Have you thought of making or buying a boiler so you can run it on live steam? Trust me, running on steam is a whole different and more exciting experience and you won't regret it!


----------



## zeeprogrammer (Mar 7, 2010)

Welcome to the forum Dave.
Awesome job and a great idea for the name.
No mistaking it was made for Izzy as she grows up.
Maybe you should attach a plate somewhere...
"To Izzy, From...uh...
Gramps?
Opa?
Poppie?
Grandpa?

A video would be great.


----------



## mocaquita (Mar 7, 2010)

Hi,
Thanks everyone for the comments! I will try to answer the questions and post a video.

bearcar1 ~
I have a modest CNC mill at home here, I use Quickcad for cad software and Sheetcam for cam software. While it would be possible to draw the flywheel with the lettering, Sheetcam will not import fonts. However you can add lettering directly in Sheetcam. It was a matter of rotating the flywheel geometry and and 1 font at a time and rotating again until I liked it. Took a few tries to get it right. Sheetcam by the way is great software, for the price. While making this project I discovered my postprocessor was not handling counterclockwise arcs greater than 180 degrees properly, so I had to do a little post editing. Nice to get that bug out of the way.

Kaleb ~
Yes, I do have an interest in boilers! But that will have to wait for a while. Have the idea that I should add a flyball governor to a Tinypower Ajax that I made a few years ago.

Dave

<embed src="http://www.youtube.com/watch?v=0u2ipHIdee8" type="application/x-shockwave-flash" wmode="transparent" width="425"


----------



## Mike N (Mar 7, 2010)

Dave,

Nice job, I like the name in the flywheel!

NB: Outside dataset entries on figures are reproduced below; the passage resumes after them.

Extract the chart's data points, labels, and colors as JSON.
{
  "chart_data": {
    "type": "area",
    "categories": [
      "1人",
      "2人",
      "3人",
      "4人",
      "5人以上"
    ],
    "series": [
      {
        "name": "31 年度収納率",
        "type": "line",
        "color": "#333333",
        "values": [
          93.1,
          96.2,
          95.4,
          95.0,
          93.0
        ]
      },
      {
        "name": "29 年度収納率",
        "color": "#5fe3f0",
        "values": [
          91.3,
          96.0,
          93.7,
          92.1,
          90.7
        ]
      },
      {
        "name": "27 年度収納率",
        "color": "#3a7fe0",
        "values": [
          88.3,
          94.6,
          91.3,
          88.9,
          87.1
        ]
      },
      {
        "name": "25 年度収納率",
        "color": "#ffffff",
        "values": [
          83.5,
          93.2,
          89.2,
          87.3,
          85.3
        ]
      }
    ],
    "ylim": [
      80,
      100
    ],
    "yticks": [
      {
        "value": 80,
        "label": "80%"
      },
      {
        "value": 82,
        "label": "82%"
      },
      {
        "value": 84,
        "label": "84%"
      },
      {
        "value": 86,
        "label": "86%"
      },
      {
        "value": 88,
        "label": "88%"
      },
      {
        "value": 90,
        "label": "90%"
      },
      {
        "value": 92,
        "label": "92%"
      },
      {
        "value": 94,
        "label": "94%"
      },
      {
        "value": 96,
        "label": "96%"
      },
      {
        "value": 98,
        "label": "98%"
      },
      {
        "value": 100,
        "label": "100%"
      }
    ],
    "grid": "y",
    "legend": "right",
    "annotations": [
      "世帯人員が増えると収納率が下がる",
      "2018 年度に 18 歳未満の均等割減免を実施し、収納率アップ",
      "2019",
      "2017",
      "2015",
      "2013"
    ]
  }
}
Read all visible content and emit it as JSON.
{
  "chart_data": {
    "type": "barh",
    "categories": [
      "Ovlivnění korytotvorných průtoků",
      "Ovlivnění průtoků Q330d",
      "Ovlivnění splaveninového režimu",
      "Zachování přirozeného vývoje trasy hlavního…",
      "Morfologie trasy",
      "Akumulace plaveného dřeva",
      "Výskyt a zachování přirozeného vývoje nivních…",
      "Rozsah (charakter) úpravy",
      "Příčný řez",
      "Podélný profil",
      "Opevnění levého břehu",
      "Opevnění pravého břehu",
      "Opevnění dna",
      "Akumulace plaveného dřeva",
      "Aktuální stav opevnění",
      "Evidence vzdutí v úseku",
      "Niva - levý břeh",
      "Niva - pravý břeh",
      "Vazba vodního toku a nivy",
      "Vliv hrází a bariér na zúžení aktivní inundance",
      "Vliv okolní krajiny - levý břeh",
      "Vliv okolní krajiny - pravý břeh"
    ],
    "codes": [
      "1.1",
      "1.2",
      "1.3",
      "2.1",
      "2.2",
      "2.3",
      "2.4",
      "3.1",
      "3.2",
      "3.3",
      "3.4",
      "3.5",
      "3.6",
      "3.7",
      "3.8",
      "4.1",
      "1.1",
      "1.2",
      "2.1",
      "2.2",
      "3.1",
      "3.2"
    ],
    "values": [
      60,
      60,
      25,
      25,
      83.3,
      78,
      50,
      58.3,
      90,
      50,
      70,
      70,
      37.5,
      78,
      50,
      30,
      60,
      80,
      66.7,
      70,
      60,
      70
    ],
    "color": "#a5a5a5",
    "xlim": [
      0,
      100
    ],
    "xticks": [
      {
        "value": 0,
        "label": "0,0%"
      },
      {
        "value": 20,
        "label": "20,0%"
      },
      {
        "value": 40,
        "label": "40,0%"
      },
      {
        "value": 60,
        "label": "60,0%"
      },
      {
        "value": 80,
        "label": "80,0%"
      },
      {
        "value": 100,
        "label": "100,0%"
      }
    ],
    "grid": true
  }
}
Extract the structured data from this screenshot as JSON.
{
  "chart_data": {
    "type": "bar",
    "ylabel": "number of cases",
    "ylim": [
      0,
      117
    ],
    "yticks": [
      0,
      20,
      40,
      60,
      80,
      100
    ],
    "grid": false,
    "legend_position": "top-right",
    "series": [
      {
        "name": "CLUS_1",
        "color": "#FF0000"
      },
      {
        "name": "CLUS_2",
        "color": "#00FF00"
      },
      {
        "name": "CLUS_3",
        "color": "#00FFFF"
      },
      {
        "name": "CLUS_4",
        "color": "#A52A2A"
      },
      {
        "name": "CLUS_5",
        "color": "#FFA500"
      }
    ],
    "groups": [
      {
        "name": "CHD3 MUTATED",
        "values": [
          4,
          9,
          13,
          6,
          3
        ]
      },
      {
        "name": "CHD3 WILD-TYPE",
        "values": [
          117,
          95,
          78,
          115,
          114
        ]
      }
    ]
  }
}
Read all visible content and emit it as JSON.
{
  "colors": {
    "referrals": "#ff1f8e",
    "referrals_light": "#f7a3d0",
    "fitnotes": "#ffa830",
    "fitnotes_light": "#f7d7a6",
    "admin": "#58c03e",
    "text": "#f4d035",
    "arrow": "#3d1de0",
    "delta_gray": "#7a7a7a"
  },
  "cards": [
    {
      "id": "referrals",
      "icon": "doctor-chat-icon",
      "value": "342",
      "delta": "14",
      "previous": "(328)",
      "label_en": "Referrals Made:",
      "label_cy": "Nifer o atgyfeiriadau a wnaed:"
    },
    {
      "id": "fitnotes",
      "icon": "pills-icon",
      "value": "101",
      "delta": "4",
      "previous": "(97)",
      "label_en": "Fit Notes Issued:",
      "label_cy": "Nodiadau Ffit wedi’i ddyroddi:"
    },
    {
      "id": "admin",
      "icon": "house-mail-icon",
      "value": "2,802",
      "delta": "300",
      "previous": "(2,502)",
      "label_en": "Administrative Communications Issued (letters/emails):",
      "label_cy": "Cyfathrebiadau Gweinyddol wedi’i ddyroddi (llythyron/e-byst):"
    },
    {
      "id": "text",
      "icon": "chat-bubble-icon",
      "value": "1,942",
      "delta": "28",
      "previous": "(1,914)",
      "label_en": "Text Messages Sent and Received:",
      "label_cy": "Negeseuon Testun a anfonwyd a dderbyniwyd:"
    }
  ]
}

Have you tried Millrite v6 software for your engraving??
http://www.hugequestions.com/MillWrite/MillWrite-v6-demo.html (free download)
It is a free demo program, it works great! You can export G codes & dxf files. It also will engrave Truetype Fonts.

Mike N.


----------



## Deanofid (Mar 7, 2010)

Good paint scheme. The brass bits are set off nicely.
Runs nice too, and with a pleasing sound. 

Dean


----------



## Diy89 (Mar 7, 2010)

Nice touch with the personalizing. Great paint job to!


----------



## zeeprogrammer (Mar 7, 2010)

Great sound.
And like everyone said...nice paint job.


----------



## vlmarshall (Mar 7, 2010)

Great work, great name. :bow:




			
				Mike N  said:
			
		

> Have you tried Millrite v6 software for your engraving??
> It is a free demo program, it works great! You can export G codes & dxf files. It also will engrave Truetype Fonts.



The only version I can find on there is a crippled demo, that changes all text to A, B, or C. Still, I use the older version of MillWrite, and it IS a good program.


----------